Hemp and kratom products sold for human consumption carry real health risks when they fall outside state labeling and testing requirements. The QR code and certificate of analysis requirements exist for a specific reason: without them, a customer has no way to verify what is actually in the product or at what concentration. Delta-9 THC concentration limits exist under Florida law, and products without documented testing results cannot be confirmed as compliant with those limits.

Kratom, a plant-derived substance that acts on opioid receptors, carries its own set of state-mandated label requirements precisely because of its pharmacological effects. Products that do not carry required warnings or dosage information leave consumers without the information they need to make informed decisions about what they are ingesting.

The stop sale order mechanism is the state's primary tool for removing non-compliant products from shelves before a customer buys them. When a store keeps those products on display for 35 days after an order is issued, that mechanism has failed entirely. The re-inspection on April 1 documented that failure in detail.

The Longer Record

The April 1 inspection was classified as a Product Re-inspection Required, meaning state inspectors had already visited Quick King Food Store #16 and found these same problems. The stop sale orders were issued on February 25, 2026. The re-inspection came 35 days later and found the situation unchanged.

The data does not include a count of prior inspections on record for this facility beyond what the current inspection cycle reflects. What the record does show is a direct line: inspectors found non-compliant hemp and kratom products in February, issued formal stop sale orders, returned in April, and found the same products still present. The person in charge confirmed it.

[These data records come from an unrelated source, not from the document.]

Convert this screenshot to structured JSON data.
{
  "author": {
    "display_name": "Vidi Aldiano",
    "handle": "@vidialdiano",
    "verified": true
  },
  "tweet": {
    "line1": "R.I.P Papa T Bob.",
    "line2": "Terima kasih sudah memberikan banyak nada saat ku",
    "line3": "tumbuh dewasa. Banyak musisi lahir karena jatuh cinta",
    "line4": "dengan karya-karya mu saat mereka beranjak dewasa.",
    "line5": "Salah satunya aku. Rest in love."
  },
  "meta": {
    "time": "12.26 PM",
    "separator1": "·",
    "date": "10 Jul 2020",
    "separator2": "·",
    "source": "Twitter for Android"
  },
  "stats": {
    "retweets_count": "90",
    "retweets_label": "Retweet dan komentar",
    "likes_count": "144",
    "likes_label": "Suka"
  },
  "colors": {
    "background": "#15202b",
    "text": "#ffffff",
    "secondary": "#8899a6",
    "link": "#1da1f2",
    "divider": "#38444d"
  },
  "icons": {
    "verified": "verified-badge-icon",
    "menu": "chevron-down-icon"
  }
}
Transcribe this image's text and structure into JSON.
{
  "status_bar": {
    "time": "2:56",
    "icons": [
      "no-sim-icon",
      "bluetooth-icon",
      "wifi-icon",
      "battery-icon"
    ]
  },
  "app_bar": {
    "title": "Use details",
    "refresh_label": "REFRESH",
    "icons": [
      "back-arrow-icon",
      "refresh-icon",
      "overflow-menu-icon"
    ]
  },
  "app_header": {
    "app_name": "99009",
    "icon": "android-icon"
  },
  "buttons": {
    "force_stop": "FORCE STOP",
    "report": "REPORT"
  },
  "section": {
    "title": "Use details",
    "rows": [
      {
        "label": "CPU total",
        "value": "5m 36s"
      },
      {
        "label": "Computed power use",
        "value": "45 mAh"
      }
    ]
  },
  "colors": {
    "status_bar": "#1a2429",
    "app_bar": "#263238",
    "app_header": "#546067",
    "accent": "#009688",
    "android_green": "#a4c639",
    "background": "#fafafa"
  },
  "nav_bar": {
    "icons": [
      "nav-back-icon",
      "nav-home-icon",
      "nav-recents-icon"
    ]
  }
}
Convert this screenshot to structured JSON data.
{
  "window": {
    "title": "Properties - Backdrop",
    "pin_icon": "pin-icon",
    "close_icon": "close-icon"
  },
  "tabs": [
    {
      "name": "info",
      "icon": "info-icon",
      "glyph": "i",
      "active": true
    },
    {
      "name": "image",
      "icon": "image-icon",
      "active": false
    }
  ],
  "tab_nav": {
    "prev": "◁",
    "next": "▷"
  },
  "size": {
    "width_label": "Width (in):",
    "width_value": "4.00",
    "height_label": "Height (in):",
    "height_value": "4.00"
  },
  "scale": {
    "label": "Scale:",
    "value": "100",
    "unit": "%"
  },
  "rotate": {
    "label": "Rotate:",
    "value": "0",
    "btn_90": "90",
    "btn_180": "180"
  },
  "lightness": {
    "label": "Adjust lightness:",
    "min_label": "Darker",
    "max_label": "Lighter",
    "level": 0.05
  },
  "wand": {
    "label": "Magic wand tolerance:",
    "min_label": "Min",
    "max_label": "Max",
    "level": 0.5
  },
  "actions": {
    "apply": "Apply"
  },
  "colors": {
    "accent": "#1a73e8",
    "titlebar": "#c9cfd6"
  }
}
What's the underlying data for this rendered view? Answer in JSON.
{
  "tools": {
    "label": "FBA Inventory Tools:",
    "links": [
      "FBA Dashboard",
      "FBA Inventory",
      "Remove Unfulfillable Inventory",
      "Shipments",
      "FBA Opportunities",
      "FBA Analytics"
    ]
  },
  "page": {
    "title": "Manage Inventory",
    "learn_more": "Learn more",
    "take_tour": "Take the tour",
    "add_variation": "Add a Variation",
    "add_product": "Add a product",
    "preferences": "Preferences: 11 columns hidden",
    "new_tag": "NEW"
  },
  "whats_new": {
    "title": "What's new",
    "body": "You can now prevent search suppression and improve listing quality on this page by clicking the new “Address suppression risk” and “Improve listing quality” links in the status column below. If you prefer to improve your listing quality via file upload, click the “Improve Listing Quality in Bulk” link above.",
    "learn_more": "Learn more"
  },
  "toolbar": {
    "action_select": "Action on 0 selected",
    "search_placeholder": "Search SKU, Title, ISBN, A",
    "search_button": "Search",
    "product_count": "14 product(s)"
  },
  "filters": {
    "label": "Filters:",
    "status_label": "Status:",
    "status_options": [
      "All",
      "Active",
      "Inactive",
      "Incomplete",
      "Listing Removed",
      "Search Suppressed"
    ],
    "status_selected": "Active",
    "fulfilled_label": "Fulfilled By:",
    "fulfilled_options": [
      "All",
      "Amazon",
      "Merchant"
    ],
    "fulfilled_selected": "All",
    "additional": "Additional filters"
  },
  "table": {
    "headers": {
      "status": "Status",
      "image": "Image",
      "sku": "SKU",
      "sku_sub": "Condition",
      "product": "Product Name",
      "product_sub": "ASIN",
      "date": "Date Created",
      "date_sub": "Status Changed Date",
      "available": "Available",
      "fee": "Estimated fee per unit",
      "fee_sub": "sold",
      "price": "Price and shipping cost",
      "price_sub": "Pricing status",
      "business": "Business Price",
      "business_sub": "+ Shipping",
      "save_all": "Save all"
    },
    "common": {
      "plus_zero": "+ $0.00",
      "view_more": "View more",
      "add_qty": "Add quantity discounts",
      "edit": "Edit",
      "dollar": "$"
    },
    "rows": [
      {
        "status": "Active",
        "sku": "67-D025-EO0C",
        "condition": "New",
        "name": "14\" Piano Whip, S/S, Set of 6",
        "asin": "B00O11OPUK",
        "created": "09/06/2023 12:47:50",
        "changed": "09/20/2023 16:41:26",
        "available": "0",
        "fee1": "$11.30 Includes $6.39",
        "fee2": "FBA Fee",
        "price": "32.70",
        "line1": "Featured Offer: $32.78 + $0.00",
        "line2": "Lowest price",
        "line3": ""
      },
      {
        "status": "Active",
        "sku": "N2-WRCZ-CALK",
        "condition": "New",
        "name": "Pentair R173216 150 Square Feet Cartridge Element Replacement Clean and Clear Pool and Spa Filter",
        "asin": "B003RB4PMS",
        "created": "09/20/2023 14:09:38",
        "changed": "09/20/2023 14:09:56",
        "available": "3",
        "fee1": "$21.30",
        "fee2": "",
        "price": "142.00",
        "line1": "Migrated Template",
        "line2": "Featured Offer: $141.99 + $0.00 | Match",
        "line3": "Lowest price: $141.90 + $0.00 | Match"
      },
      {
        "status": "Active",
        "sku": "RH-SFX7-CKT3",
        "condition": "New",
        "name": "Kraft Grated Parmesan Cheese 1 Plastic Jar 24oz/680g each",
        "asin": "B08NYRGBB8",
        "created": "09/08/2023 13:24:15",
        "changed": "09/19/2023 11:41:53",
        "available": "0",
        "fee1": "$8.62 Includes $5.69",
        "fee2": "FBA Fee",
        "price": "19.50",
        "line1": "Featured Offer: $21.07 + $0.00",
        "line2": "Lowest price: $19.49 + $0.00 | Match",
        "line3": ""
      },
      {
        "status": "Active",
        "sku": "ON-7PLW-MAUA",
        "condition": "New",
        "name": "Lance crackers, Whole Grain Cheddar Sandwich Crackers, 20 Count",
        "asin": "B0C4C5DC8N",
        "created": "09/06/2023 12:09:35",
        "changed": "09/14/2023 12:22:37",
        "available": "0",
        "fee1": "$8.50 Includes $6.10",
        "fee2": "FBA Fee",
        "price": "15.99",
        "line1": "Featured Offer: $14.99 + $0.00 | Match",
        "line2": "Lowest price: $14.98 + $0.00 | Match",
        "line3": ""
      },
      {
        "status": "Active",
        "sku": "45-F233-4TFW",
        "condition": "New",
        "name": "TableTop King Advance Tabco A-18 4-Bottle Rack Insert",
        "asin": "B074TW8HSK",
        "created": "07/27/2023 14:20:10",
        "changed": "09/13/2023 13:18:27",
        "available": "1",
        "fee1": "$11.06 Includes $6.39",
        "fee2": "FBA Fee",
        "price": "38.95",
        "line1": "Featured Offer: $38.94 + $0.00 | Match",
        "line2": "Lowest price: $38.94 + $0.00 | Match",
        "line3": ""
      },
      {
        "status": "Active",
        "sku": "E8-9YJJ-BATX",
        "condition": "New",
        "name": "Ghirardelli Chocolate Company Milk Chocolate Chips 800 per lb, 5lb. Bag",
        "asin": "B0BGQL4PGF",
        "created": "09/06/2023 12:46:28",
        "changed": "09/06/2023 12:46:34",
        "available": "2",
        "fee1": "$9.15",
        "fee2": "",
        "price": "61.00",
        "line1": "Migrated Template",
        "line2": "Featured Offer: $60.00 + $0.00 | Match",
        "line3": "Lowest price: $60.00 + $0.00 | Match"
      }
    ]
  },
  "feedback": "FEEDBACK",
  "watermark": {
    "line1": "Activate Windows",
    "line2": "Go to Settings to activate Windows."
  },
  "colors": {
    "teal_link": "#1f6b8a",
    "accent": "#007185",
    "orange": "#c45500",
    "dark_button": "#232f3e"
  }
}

Zero violations were corrected during the April 1 visit.

The repeat flag on one of the 12 violations signals that at least one of the specific citation categories had been documented in a previous inspection as well, meaning the compliance gap at this store predates even the February stop sale orders.

Still on the Shelves

Florida's hemp and kratom labeling rules are not obscure regulations buried in agency guidance. They are codified in state statute and administrative code, with specific citation numbers the inspector listed on each violation. The QR code requirement alone, under section 581.217(7)(a)2.a of Florida statutes, has a clear purpose: link the product on the shelf to a verified lab result so a buyer knows what they are purchasing.

As of the April 1 re-inspection, Quick King Food Store #16 had not removed a single product covered by either stop sale order. The person in charge acknowledged that to the inspector directly.